Blankert made clear the decision was procedural, rather than political, and said there were no immediate plans by the EU to discuss broadening what had been billed as a pilot scheme to encompass other towns suffering from the winter cold.
"I hope the EU will discuss it in January. We are definitely looking into the possibility of extending the scheme," he said.
Initial Delays Now Reduced
The first batch of oil destined for Nis and Pirot, both run by opponents of Slobodan Milosevic, president of the Serbia-dominated Yugoslav federation, was held up for two weeks of customs checks before finally getting through on December 7.
The EU accused the government, isolated by economic sanctions over its role in the bloody disintegration of former Yugoslavia, of deliberately blocking the aid.
Yugoslav officials said the scheme was discriminatory but that fuel just had to go through normal customs procedures and that the paperwork had been wrong.
EU officials said the deliveries had since got easier, a development they said was partly due to an apparent political decision by the cash-strapped government to allow in the aid as well as better experience of the procedures.
"It's very urgent," Jelena Ciglanic, assistant to Nis mayor Zoran Zivkovic, said by telephone from the larger of the two towns, which have had problems with the state oil supplier.

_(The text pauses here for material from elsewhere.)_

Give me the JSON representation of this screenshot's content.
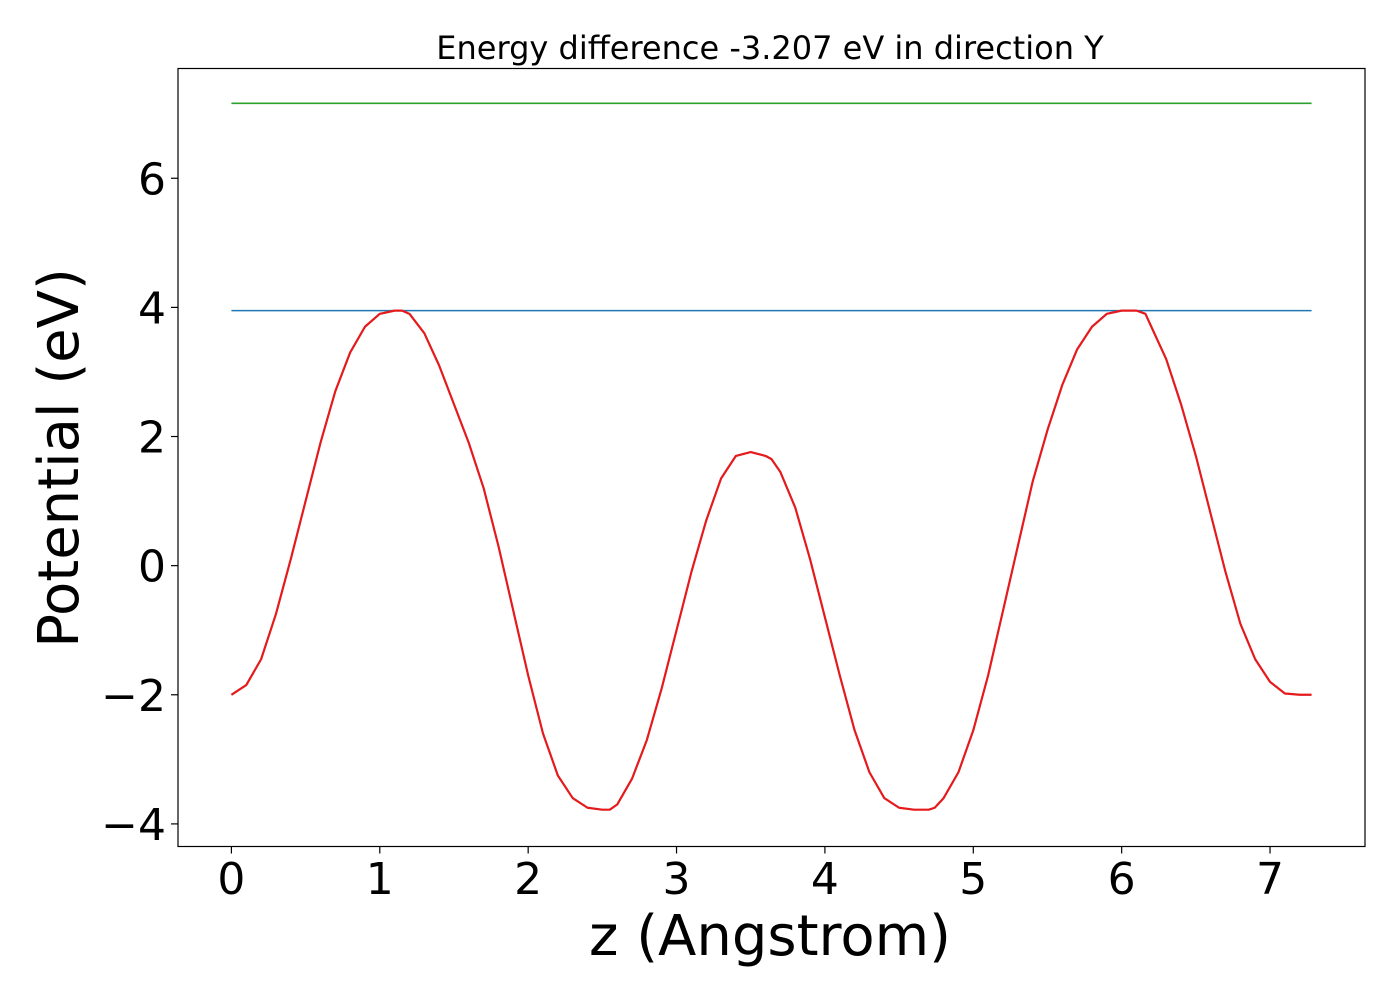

Ciglanic said the local authorities had paid the oil monopoly Jugopetrol for extra fuel it had yet to deliver.
"We only have enough fuel for a few days left," she added.
As well as keeping its own 300,000 strong population warm, the Nis authorities are anxious to see other towns receiving the EU fuel, including those run by the governing Socialists, an idea the EU said it might consider if they did not abuse it.
"We keep being asked about the fact that the scheme is discriminatory," said Ciglanic, whose boss is a leading figure in a so-far ineffective campaign to oust Milosevic.
"It would be better for everybody if others were involved."